Merck has struck a deal to work with Themis Bioscience on vaccine R&D. The agreement sees Merck invest in Themis and commit up to $200 million (€180 million) in milestones to secure vaccines against an undisclosed target.

Using research funding from Merck, Themis will develop vaccine candidates against the target using its measles virus vector-based platform. Themis licensed the measles vector from the Pasteur Institute and has since worked to industrialize the production process, giving it a platform it thinks can support an upcoming phase 3 trial of its internal lead asset. 

The result is a setup Themis CEO Erich Tauber describes as a “true plug-and-play platform.”

“We can exchange the cassettes with antigens or immunomodulators without affecting anything of the manufacturing system,” Tauber said. 

The progress of Themis’ internal programs and its work with the Coalition for Epidemic Preparedness Innovations have provided evidence of the company’s success in building on the licensed vector. But the Austrian biotech had never previously received the validation of a partnership with a big player in the industry. Having secured one industry deal, Themis is now hungry for more.

“We are very interested in making additional deals,” Tauber said. 

Through the Merck deal, Themis has received an equity investment that will support its efforts to lay the financial groundwork for the advancement of its in-house R&D program.

“[Merck’s investment is] part of a wider financing round which will be done to finance the company for its priority projects, including chikungunya,” Tauber said. 

Tauber and his colleagues have done most of the manufacturing and regulatory work needed to get a chikungunya vaccine candidate into phase 3, putting them on track to start the study “very soon.”

The upcoming financing round, which follows last year’s €10 million series C, will equip Themis to take the chikungunya vaccine forward while also advancing other candidates.

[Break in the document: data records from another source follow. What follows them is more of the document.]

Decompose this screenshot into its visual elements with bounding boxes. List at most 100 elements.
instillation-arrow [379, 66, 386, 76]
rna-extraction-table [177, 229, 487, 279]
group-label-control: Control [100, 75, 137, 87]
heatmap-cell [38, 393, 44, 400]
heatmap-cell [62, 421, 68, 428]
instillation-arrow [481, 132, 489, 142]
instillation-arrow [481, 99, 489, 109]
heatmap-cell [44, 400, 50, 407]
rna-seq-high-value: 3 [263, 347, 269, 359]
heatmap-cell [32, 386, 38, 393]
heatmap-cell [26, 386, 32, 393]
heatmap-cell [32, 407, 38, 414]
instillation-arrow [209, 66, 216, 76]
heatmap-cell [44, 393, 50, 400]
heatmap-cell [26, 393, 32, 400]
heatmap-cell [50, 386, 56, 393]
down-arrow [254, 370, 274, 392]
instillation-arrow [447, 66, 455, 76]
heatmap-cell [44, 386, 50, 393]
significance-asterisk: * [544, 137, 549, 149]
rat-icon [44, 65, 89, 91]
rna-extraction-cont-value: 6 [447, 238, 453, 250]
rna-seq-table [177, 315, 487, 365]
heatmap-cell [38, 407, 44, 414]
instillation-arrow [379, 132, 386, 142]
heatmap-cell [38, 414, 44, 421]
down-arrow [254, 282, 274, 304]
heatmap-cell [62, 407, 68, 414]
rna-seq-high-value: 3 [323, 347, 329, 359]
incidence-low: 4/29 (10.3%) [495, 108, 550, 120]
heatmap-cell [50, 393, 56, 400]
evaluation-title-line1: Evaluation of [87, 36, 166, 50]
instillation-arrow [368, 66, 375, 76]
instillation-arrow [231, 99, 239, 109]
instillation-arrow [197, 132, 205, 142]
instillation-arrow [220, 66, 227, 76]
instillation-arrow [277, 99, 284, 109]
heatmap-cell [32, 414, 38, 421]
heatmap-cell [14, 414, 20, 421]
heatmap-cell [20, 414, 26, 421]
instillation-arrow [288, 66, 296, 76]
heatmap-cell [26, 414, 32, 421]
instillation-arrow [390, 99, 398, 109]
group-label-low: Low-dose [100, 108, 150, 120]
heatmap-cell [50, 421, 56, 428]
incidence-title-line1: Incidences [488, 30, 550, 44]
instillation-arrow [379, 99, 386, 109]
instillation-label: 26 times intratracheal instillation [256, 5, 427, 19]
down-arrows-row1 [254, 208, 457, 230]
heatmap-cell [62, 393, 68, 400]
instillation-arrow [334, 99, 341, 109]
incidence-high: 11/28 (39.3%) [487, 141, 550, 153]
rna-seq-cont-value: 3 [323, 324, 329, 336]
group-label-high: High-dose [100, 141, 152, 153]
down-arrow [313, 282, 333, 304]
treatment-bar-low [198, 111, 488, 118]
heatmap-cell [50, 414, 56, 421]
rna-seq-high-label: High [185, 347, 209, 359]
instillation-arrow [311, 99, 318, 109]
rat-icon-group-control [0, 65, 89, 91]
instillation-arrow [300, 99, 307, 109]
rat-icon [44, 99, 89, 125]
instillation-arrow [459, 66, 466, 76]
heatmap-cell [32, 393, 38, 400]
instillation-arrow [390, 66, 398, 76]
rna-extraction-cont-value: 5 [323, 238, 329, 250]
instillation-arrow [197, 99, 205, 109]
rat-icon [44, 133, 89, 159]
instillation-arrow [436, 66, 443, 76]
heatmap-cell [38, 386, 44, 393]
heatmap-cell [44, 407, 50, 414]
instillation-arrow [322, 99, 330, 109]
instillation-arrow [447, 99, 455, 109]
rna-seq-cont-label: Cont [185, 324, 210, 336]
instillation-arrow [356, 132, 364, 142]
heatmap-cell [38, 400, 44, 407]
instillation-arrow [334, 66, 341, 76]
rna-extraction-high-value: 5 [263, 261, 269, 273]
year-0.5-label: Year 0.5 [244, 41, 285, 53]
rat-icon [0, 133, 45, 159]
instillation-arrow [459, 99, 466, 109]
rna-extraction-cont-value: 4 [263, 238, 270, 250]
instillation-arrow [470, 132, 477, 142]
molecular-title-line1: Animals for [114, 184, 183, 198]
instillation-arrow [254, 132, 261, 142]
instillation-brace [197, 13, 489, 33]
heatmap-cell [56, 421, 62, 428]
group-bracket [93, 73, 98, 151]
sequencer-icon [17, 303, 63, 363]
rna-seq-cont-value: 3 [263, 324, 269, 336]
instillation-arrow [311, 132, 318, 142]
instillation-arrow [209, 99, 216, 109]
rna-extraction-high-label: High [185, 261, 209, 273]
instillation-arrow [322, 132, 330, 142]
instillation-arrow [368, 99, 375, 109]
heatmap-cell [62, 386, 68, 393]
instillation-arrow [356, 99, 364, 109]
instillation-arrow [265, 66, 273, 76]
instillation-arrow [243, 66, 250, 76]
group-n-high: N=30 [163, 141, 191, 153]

Themis is gearing up to start clinical trials of its Zika and Lassa fever candidates while working to get the first of its oncology programs into humans.

Themis’ interest in oncology reflects a belief it can build on the innate power of its measles virus.

“The measles virus itself has a natural ability to kill cancer cells,” Tauber said. “We’ve further enhanced the natural oncolytic activity by putting in additional therapy-enhancing inserts, which can be immune modulators or other agents.”

The immuno-oncology work makes use of the same manufacturing platform as the infectious disease pipeline, freeing Themis from some of the work involved in starting an oncolytic virus program from scratch. Themis plans to move its lead cancer program into humans soon.